Pratiques particulières et intérieures
pour ceux qui veulent devenir parfaits
.

  1. Outre les pratiques extérieures qu’on vient de rapporter, lesquelles il ne faut pas omettre par négligence ni mépris, autant que l’état et condition de chacun le permet, voici des  pratiques intérieures bien sanctifiantes pour ceux que le  Saint-Esprit appelle à une haute perfection.  C’est en quatre mots, de faire toutes ses actions PAR  MARIE, AVEC MARIE, EN MARIE et POUR MARIE, afin de les faire plus parfaitement par Jésus-Christ, avec Jésus-Christ, en Jésus et pour Jésus.

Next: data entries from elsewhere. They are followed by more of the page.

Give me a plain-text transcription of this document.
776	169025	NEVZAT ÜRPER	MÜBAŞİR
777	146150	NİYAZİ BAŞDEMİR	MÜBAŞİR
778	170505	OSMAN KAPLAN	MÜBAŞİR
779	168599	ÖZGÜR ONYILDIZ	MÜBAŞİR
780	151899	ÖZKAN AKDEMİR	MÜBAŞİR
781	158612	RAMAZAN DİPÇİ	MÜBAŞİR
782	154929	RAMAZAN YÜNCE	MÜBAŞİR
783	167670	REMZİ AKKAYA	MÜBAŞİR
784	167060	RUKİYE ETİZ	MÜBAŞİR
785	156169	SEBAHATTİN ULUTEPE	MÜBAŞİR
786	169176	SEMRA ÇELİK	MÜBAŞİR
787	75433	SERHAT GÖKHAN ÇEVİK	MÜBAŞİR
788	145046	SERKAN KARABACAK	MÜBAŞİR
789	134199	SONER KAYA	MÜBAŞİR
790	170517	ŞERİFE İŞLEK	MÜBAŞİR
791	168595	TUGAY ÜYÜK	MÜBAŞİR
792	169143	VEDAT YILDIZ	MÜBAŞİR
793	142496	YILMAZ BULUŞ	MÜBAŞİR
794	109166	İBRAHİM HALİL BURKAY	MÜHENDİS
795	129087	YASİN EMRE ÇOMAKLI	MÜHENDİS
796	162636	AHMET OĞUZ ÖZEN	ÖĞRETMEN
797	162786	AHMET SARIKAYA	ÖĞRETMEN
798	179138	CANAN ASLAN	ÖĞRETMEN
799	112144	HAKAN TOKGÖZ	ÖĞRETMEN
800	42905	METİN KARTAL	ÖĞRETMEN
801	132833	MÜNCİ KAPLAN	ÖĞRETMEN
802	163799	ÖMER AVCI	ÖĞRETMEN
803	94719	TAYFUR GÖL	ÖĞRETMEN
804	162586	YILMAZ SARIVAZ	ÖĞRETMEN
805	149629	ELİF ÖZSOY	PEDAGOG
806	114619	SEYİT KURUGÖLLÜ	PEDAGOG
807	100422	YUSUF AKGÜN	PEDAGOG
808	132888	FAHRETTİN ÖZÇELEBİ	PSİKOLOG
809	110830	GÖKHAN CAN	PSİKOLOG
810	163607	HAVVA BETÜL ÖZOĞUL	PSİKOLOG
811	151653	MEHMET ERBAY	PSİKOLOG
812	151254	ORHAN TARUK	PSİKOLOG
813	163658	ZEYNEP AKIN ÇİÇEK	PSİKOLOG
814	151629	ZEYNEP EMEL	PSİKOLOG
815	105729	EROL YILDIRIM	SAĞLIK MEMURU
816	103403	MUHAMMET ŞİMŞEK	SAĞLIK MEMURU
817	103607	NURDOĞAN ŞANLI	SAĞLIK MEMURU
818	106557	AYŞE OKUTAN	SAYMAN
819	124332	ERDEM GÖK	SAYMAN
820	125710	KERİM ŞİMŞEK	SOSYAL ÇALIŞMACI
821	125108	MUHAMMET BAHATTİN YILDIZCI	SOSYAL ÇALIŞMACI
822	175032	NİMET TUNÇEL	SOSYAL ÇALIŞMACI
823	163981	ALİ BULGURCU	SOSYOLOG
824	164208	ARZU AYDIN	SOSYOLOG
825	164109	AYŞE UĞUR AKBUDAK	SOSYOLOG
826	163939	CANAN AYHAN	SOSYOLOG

[Faire toutes ses actions par Marie]

  1. 1- Il faut faire ses actions par Marie, c’est-à-dire qu’il faut qu’ils obéissent en toutes choses à la Très Sainte Vierge, et qu’ils se conduisent en toutes choses par son esprit, qui est le Saint-Esprit de Dieu. Ceux qui sont  conduits de l’esprit de Dieu sont enfants de Dieu: Qui spiritu  Dei aguntur, ii sunt filii Dei. Ceux qui sont conduits par  l’esprit de Marie sont enfants de Marie, et, par conséquent,  enfants de Dieu, comme nous avons montré, et parmi tant de  dévots à la Sainte Vierge, il n’y a de vrais et fidèles dévots  que ceux qui se conduisent par son esprit. J’ai dit que  l’esprit de Marie était l’esprit de Dieu, parce qu’elle ne  s’est jamais conduite par son propre esprit, mais toujours par  l’esprit de Dieu, qui s’en est tellement rendu le maître qu’il  est devenu son propre esprit. C’est pourquoi saint Ambroise  dit: Sit in singulis, etc.: Que l’âme de Marie soit en chacun  pour glorifier le Seigneur; que l’esprit de Marie soit en  chacun pour se réjouir en Dieu. Qu’une âme est heureuse quand, à l’exemple d’un bon frère Jésuite, nommé Rodriguez, mort en odeur de sainteté, elle est toute possédée et gouvernée par l’esprit de Marie, qui est un esprit doux et fort, zélé et prudent, humble et courageux, pur et fécond!
  2. Afin que l’âme se laisse conduire par cet esprit de Marie, il faut:

1- Renoncer à son propre esprit, à ses propres  lumières et volontés avant de faire quelque chose: par  exemple, avant de faire oraison, dire ou entendre la sainte  Messe, communier, etc.; parce que les ténèbres de notre propre esprit et la malice de notre propre volonté et opération, si nous les suivons, quoiqu’elles nous paraissent bonnes, mettraient obstacle à l’esprit de Marie.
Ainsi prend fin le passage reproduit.